Introduction to event outcomes
The focus of survival analysis is modeling the duration until an event and its relationship to different explanatory variables. Survival analysis goes by a number of different names; perhaps the most common alternative name in social science is event history analysis.
Many different questions can be modeled using survival analysis. Here are some from actual social science papers:
- Do people who win major awards live longer than people who are nominated but lose?
- What predicts whether organizations were relatively early or late to adopt sexual harassment policies?
- What characteristics of countries predict when they abolished the death penalty?
- Are new businesses more or less likely to fail if the entrepreneur quits their “day job”?
- What predicts how long it takes executive nominees to be confirmed by the Senate?
- Does the effect of one spouse’s death on one’s own survival differ by race?
- Are marriages with daughters more likely to end in divorce than marriages with sons?
- Does having a stable job reduce recidivism?
As these examples indicate, “survival models” can be used in contexts where the key event is nothing like death and “survival” until that event is not necessarily desirable.
Nevertheless, regardless of whether the substance is positive or negative, didactic descriptions of survival models commonly use language that depicts the outcome as a bad thing. For example, the terminating event is often referred to as the failure event, even though things like abolishing the death penalty or having an executive nominee confirmed are not failures at all. For simplicity, I will sometimes follow this convention, although I will also use “outcome event” or “the event.”
Why don’t we just use linear regression?
Imagine a dataset recording the age at which an outcome event occurs — for example, the age at death. One might then wonder why we do not simply use linear regression.
As a first point, an additive model for survival times would rarely make substantive sense. An additive model would be one in which, for example, an explanatory variable might be associated with a 2-year increase in expected survival time, regardless of whether we were talking about an increase from 50 to 52 years or from 90 to 92 years. We might instead expect a multiplicative model is more appropriate, in which explanatory variables are associated with percentage changes either from some baseline duration or in the likelihood of the event happening by some particular point in time.
But even though conventional linear regression is an additive model, we already know how to transform it into a multiplicative model: by logging the outcome variable. Since survival time is always positive, logging it is always possible and straightforward. The real question, then, is why we do not just model survival using a linear regression model with a logged outcome variable?

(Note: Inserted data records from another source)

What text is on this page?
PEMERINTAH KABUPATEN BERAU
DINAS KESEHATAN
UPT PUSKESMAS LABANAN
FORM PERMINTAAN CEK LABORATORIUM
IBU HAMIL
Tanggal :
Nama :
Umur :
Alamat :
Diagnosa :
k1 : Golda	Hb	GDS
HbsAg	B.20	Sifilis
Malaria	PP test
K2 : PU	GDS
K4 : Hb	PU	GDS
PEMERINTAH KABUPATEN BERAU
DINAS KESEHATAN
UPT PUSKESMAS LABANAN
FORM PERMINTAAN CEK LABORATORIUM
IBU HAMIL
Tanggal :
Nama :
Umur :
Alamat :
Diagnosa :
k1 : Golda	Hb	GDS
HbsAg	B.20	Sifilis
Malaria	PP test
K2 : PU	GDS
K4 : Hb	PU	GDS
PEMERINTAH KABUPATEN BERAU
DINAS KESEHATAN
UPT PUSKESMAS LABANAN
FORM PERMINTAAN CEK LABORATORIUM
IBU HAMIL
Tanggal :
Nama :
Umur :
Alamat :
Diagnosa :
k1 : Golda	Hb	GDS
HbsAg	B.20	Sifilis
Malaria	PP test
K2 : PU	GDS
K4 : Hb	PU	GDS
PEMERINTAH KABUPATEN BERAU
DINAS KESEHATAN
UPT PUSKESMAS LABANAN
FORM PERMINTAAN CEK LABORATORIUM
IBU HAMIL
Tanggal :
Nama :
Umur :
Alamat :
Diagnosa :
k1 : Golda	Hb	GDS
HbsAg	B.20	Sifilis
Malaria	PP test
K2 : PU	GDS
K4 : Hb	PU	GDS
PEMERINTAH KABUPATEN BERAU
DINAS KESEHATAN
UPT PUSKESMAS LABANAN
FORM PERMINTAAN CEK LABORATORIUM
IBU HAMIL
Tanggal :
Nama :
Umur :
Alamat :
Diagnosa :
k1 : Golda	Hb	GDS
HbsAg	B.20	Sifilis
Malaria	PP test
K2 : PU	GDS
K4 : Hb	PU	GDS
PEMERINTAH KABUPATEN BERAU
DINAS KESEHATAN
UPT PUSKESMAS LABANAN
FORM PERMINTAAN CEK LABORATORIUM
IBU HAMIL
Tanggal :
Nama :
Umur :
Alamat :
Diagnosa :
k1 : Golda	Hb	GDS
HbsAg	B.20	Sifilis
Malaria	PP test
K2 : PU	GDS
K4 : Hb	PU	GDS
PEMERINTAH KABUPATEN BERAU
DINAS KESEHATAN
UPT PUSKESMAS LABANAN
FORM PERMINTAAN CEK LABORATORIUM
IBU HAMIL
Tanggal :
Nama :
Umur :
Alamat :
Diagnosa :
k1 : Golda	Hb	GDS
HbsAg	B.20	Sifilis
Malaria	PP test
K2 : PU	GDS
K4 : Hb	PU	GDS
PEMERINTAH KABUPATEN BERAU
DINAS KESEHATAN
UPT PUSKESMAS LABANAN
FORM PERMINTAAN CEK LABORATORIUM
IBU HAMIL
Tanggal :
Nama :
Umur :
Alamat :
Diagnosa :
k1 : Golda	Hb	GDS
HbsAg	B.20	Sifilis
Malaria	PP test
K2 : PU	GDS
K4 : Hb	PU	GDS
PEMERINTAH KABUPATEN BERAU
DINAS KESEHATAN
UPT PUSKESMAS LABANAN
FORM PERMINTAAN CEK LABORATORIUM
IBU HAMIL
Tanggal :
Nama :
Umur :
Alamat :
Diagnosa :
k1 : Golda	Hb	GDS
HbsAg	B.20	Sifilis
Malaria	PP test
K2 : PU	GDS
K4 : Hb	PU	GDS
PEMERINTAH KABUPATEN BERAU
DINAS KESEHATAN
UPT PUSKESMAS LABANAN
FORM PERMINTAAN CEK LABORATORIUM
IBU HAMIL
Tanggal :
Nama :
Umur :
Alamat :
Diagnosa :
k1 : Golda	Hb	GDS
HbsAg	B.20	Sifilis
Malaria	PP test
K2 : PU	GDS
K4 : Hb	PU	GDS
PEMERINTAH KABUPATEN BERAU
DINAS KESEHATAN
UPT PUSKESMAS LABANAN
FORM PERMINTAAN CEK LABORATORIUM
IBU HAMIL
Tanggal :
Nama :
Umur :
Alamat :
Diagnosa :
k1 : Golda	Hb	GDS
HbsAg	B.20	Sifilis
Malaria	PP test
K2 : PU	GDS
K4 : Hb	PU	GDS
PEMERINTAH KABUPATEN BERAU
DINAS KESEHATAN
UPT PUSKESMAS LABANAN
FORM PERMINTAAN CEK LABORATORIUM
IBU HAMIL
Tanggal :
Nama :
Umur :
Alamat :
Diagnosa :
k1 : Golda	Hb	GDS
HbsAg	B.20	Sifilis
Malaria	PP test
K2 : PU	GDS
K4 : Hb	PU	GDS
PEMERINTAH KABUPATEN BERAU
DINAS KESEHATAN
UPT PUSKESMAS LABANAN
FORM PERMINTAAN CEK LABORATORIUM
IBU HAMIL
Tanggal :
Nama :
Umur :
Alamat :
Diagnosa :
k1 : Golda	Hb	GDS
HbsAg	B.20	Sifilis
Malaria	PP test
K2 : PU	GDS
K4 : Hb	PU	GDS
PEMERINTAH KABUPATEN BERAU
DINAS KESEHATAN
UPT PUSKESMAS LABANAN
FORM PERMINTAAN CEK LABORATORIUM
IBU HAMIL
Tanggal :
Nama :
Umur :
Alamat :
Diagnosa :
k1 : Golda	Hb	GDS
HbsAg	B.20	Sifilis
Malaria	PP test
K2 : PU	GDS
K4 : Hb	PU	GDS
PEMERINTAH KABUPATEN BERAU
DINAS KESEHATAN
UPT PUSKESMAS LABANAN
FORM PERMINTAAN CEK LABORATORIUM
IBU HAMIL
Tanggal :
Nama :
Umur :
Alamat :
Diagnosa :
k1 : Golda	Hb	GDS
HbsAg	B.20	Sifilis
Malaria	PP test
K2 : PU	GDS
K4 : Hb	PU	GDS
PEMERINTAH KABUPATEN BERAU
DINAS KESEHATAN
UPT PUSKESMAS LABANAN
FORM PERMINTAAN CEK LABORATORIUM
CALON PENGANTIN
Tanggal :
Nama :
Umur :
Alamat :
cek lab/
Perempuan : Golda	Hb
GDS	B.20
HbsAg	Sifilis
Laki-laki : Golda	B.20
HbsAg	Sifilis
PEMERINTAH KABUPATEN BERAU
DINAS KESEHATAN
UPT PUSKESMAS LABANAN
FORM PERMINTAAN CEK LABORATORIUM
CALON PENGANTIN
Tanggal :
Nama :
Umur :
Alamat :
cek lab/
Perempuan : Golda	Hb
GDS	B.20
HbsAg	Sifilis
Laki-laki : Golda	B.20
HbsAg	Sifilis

There are three big issues undermining the use of linear regression here:
Issue #1: What do we do about individuals who are still alive?
This is known as the problem of censoring: for some observations, we do not know the value of our outcome variable, but we know that it is greater or less than some particular value. In this case, if we know somebody is still alive at age 70, we have information about their survival–namely, that the age at which they will die is at least 70 (this is called right-censoring)–even though we do not know precisely the age at which they will die.
If we drop people who are still alive, then we are biasing our results because we are selecting observations based on their value of the dependent variable. In this case, our predictions of survival time would be underestimates of real survival time, and our coefficients would likely underestimate true relationships as well.
We could restrict attention only to datasets in which every observation has experienced the outcome event. But this severely limits the analyses we can do. In a study of human mortality, for example, we would have to wait two or three decades past when every member of our sample had died before doing any studies of mortality.
Issue #2: What do we do about covariates that change over time?
For example, one of the questions mentioned above concerns how an individual’s mortality risk is affected by the death of their spouse. Mortality risk is increased and ultimate survival time is decreased by the death of a spouse. How would we model this?
Issue #3: What do we do if we have competing risks (that is, different types of end events)?
For example, we may be interested in how long it takes unemployed people to become re-employed. Say somebody is unemployed for two years and then, instead of getting a job, dies. How should we handle this case? We could simply drop this person, but then we would be throwing away the information that they had been unemployed for an unusually long time before their death. Plus, then cases with unusually long periods of unemployment would be more likely to be dropped – because death or other terminating events happened – and this would lead us to underestimate survival times and perhaps effects of some explanatory variables on survival.